The report also includes allegations of staff abuse that show the dysfunction of the Humane Alternatives to Prolonged Solitary Confinement Act (HALT), launched in March 2022.
This law, in addition to limiting the maximum that a person can remain incarcerated to 15 days, also includes measures that reduce the severity of confinement, such as a minimum time out of cell or a therapeutic program.
It also reduces the number of disciplinary offenses that can be sanctioned under this measure and excludes various groups of people, such as those under 21, the elderly, pregnant women and people with disabilities or mental illness. .
The Association acknowledges in its report that in anticipation of law enforcement, the Department of Correction has ended the practice of “keep lock”, reduced the use of Special Housing Units (SHU), another form of segregation, and closed solitary confinement Southport Prison.
However, the Association, which monitored the application of the law for eight months, found that this agency systematically violates almost all articles: detention of people in the SHU up to more than six times the authorized limit of 15 days and disproportionately sending blacks and Latinos into solitary confinement.
According to the #HALTsolitary Campaign group, while black people make up 18% of New York’s population, they make up 48% of those in prison and 64% in solitary confinement.
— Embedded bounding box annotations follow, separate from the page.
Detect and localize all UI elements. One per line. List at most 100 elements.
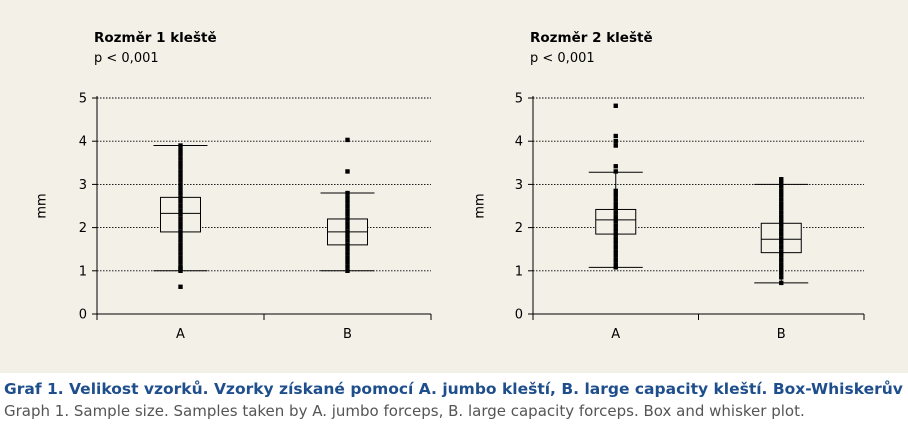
data-point: [779, 205, 784, 211]
data-point: [178, 221, 183, 226]
data-point: [178, 147, 183, 153]
data-point: [779, 177, 784, 182]
data-point: [779, 188, 784, 194]
data-point: [613, 139, 618, 144]
data-point: [613, 210, 618, 215]
data-point: [613, 143, 618, 148]
data-point: [779, 275, 784, 280]
y-tick-label: 0: [79, 308, 87, 323]
data-point: [178, 216, 183, 222]
data-point: [779, 280, 784, 286]
data-point: [613, 214, 618, 219]
data-point: [178, 173, 183, 178]
data-point: [613, 227, 618, 232]
data-point: [178, 169, 183, 174]
data-point: [779, 231, 784, 237]
data-point: [178, 182, 183, 187]
y-tick-label: 4: [515, 135, 523, 150]
data-point: [613, 265, 618, 270]
data-point: [613, 223, 618, 228]
data-point: [779, 236, 784, 241]
data-point: [178, 143, 183, 148]
data-point: [178, 259, 183, 265]
data-point: [178, 264, 183, 269]
data-point: [178, 177, 183, 183]
data-point: [613, 133, 618, 139]
data-point: [613, 193, 618, 198]
y-axis-label: mm: [473, 193, 488, 218]
data-point: [178, 151, 183, 157]
data-point: [613, 164, 618, 169]
data-point: [345, 190, 350, 196]
y-tick-label: 3: [515, 178, 523, 193]
data-point: [779, 266, 784, 271]
chart-subtitle: p < 0,001: [94, 51, 159, 66]
data-point: [779, 253, 784, 258]
data-point: [779, 249, 784, 254]
data-point: [178, 190, 183, 196]
chart-title: Rozměr 2 kleště: [530, 30, 653, 46]
y-tick-label: 2: [79, 221, 87, 236]
figure-panel: [0, 0, 908, 373]
caption-english: Graph 1. Sample size. Samples taken by A…: [4, 402, 805, 420]
data-point: [345, 251, 350, 256]
box-a: [153, 143, 208, 289]
data-point: [779, 262, 784, 267]
chart-title: Rozměr 1 kleště: [94, 30, 217, 46]
box-a: [588, 103, 643, 270]
data-point: [178, 156, 183, 161]
data-point: [779, 240, 784, 245]
x-category-label: B: [343, 327, 352, 342]
data-point: [345, 195, 350, 200]
data-point: [345, 137, 350, 143]
data-point: [345, 264, 350, 269]
data-point: [178, 203, 183, 209]
data-point: [178, 186, 183, 191]
data-point: [779, 270, 784, 276]
data-point: [613, 262, 618, 267]
y-axis-label: mm: [35, 193, 50, 218]
y-tick-label: 1: [79, 264, 87, 279]
data-point: [779, 197, 784, 202]
y-tick-label: 4: [79, 135, 87, 150]
data-point: [345, 247, 350, 252]
data-point: [779, 257, 784, 263]
data-point: [613, 205, 618, 211]
y-tick-label: 3: [79, 178, 87, 193]
data-point: [613, 244, 618, 250]
box-b: [754, 177, 809, 286]
data-point: [613, 240, 618, 245]
x-category-label: B: [777, 327, 786, 342]
data-point: [178, 164, 183, 170]
data-point: [178, 225, 183, 230]
box-b: [320, 137, 375, 273]
y-tick-label: 5: [515, 92, 523, 107]
y-tick-label: 1: [515, 264, 523, 279]
data-point: [345, 225, 350, 230]
data-point: [345, 268, 350, 273]
data-point: [779, 180, 784, 185]
x-category-label: A: [176, 327, 185, 342]
data-point: [779, 214, 784, 219]
data-point: [613, 236, 618, 241]
y-tick-label: 5: [79, 92, 87, 107]
box-plots: Rozměr 1 kleště p < 0,001 mm 0 1 2 3 4 5 A B Rozměr…: [35, 30, 865, 342]
data-point: [178, 242, 183, 248]
data-point: [178, 199, 183, 204]
data-point: [178, 160, 183, 165]
data-point: [779, 193, 784, 198]
data-point: [345, 208, 350, 213]
data-point: [613, 169, 618, 174]
data-point: [178, 234, 183, 239]
data-point: [345, 169, 350, 174]
y-tick-label: 2: [515, 221, 523, 236]
data-point: [178, 212, 183, 217]
data-point: [613, 249, 618, 254]
data-point: [779, 201, 784, 207]
data-point: [345, 199, 350, 204]
data-point: [613, 231, 618, 237]
data-point: [178, 238, 183, 243]
data-point: [613, 188, 618, 194]
data-point: [345, 255, 350, 261]
data-point: [345, 242, 350, 248]
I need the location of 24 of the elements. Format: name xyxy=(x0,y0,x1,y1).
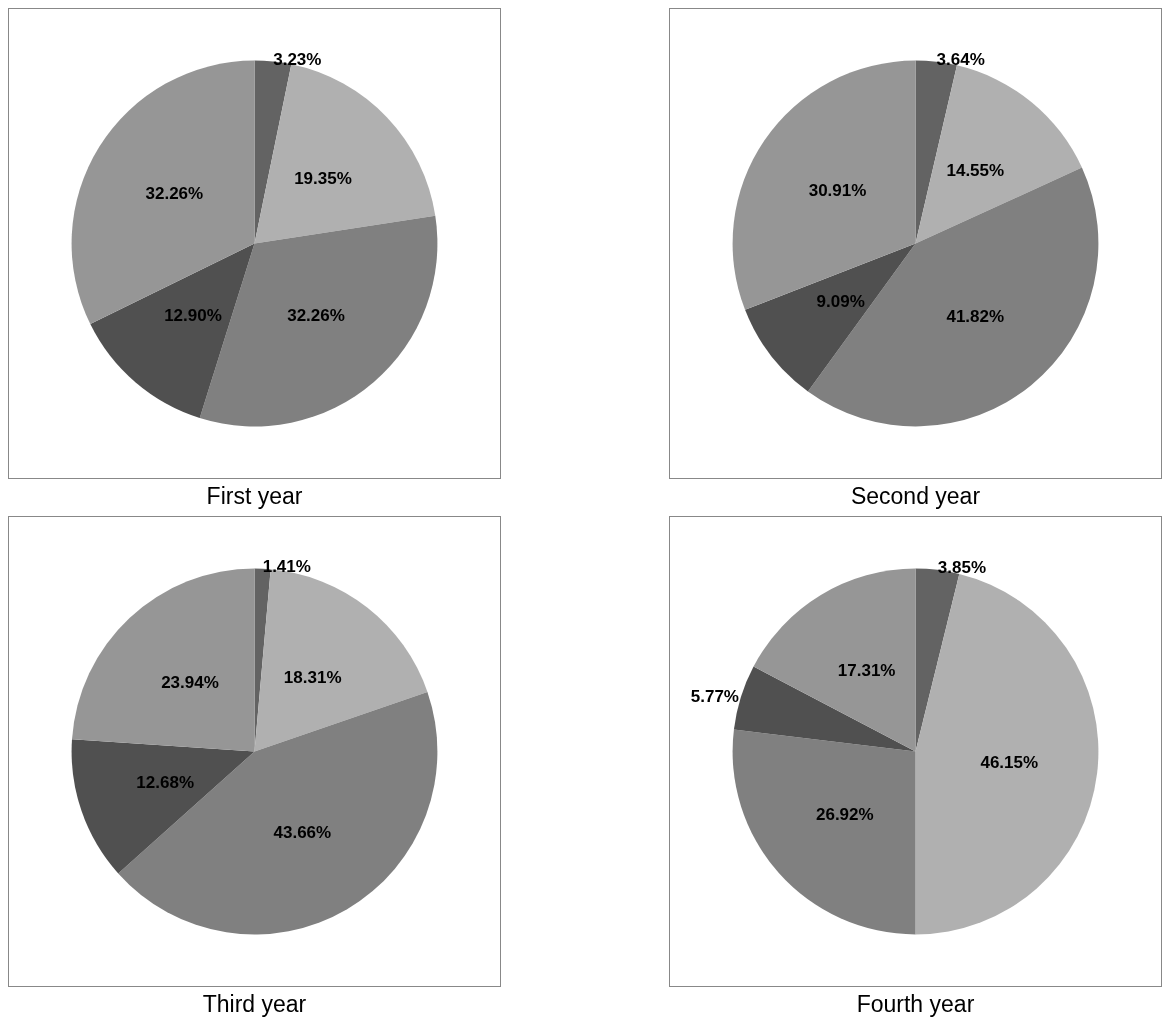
data-label: 1.41% xyxy=(262,557,311,577)
data-label: 23.94% xyxy=(161,673,219,693)
data-label: 3.23% xyxy=(273,50,322,70)
text: Second year xyxy=(849,483,982,510)
text: First year xyxy=(205,483,304,510)
data-label: 3.85% xyxy=(937,558,987,578)
data-label: 17.31% xyxy=(837,661,896,681)
data-label: 9.09% xyxy=(816,291,865,311)
data-label: 46.15% xyxy=(980,753,1039,773)
data-label: 5.77% xyxy=(690,687,739,707)
data-label: 41.82% xyxy=(946,307,1005,327)
data-label: 30.91% xyxy=(808,180,867,200)
text: Third year xyxy=(201,991,308,1018)
text: Fourth year xyxy=(855,991,976,1018)
data-label: 14.55% xyxy=(946,160,1005,180)
data-label: 26.92% xyxy=(815,804,874,824)
data-label: 12.90% xyxy=(164,305,222,325)
data-label: 3.64% xyxy=(936,50,985,70)
data-label: 43.66% xyxy=(273,823,332,843)
data-label: 19.35% xyxy=(294,168,352,188)
data-label: 32.26% xyxy=(287,305,345,325)
data-label: 18.31% xyxy=(283,667,342,687)
data-label: 12.68% xyxy=(136,772,195,792)
data-label: 32.26% xyxy=(145,184,204,204)
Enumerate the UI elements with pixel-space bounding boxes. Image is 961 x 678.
There are other violations that the Department of Prisons practices, such as keeping people with mental health conditions and disabilities in solitary confinement and not allowing inmates the time required to leave their cells” including locking people in for 21-24 hours a day, which is tantamount to solitary confinement by any other name,” the #HALTsolitary campaign said in a statement reacting to the report.
“It is more than disturbing that state prisons, like many local prisons, systematically violate almost every element of the law and continue to send people – disproportionately black and Latino – to solitary confinement for decades. weeks or even months,” said Senator Julia. Salazar, one of the authors of the HALT law.
Activist Roger Clark, solitary confinement survivor and member of the #HALTsolitary campaign, said he was “deeply concerned” about the violations noted in the report because this law “was enacted to ensure that those incarcerated are not subjected to inhumane conditions and harmful effects of prolonged solitary confinement”, which can have “devastating effects” on the mental state.
“It is critical that Governor Kathy Hochul acts now to ensure prisons and prisons follow the law and end this torture,” he said in the statement.